Accuracy of logistic regression classifier on test set: 0.79

Confusion matrix

from sklearn.metrics import confusion_matrix

confusion_matrix = confusion_matrix(y_test, y_pred)

print(confusion_matrix)

[[ 85 32] [ 17 100]]

This result sugests that 85+100 are correct predictions and 17+32 are incorrect predictions.

print(classification_report(y_test, y_pred))

To quote from Scikit Learn:

The precision is the ratio tp / (tp + fp) where tp is the number of true positives and fp the number of false positives. The precision is intuitively the ability of the classifier to not label a sample as positive if it is negative. Therefore, 80% of prediction were correct.

The recall is the ratio tp / (tp + fn) where tp is the number of true positives and fn the number of false negatives. The recall is intuitively the ability of the classifier to find all the positive samples.

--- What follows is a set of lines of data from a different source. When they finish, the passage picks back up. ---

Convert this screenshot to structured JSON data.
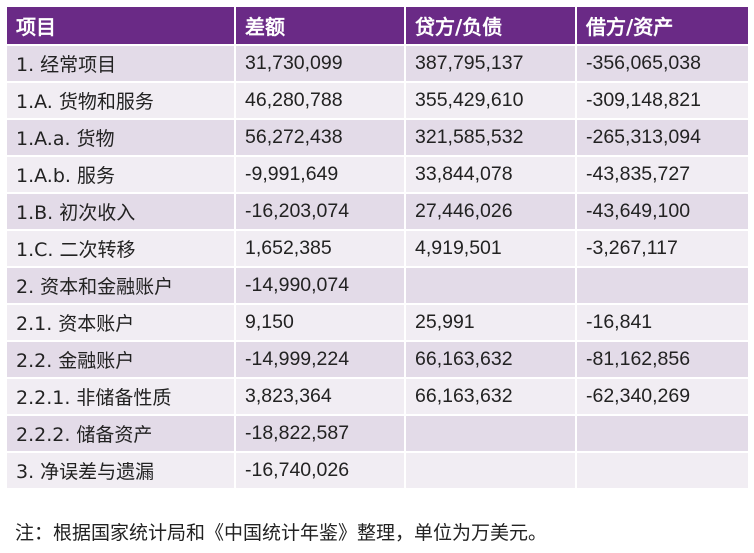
{
  "table": {
    "headers": [
      "项目",
      "差额",
      "贷方/负债",
      "借方/资产"
    ],
    "rows": [
      [
        "1. 经常项目",
        "31,730,099",
        "387,795,137",
        "-356,065,038"
      ],
      [
        "1.A. 货物和服务",
        "46,280,788",
        "355,429,610",
        "-309,148,821"
      ],
      [
        "1.A.a. 货物",
        "56,272,438",
        "321,585,532",
        "-265,313,094"
      ],
      [
        "1.A.b. 服务",
        "-9,991,649",
        "33,844,078",
        "-43,835,727"
      ],
      [
        "1.B. 初次收入",
        "-16,203,074",
        "27,446,026",
        "-43,649,100"
      ],
      [
        "1.C. 二次转移",
        "1,652,385",
        "4,919,501",
        "-3,267,117"
      ],
      [
        "2. 资本和金融账户",
        "-14,990,074",
        "",
        ""
      ],
      [
        "2.1. 资本账户",
        "9,150",
        "25,991",
        "-16,841"
      ],
      [
        "2.2. 金融账户",
        "-14,999,224",
        "66,163,632",
        "-81,162,856"
      ],
      [
        "2.2.1. 非储备性质",
        "3,823,364",
        "66,163,632",
        "-62,340,269"
      ],
      [
        "2.2.2. 储备资产",
        "-18,822,587",
        "",
        ""
      ],
      [
        "3. 净误差与遗漏",
        "-16,740,026",
        "",
        ""
      ]
    ]
  },
  "note": "注：根据国家统计局和《中国统计年鉴》整理，单位为万美元。"
}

Thus, 79% of the investable rating were correctly identified.

The F-beta score can be interpreted as a weighted harmonic mean of the precision and recall, where an F-beta score reaches its best value at 1 and worst score at 0. Therefore, 79% of the positive prediction were correct.

The F-beta score weights the recall more than the precision by a factor of beta. beta = 1.0 means recall and precision are equally important.

The support is the number of occurrences of each class in y_test.

ROC

The ROC curve is another common tool used for this type of models. The dotted line represents the ROC curve of a purely random classifier; a good classifier stays as far away from that line as possible (toward the top-left corner).

Conclusion

Ebit margin, net profit margin, ROI, Free CF per share, current ratio, Long term Debt/Capital, Operating margin and asset turnover are all significant and determinants for the probability of having an investable rating.

Ebit margin, net profit margin, ROI and Free CF per share increses the probability of having an investable rating.

Current ratio, Long term Debt/Capital, Operating margin and asset turnover lower the probability of having an investable rating.

79% of the investable ratings were correct by the model.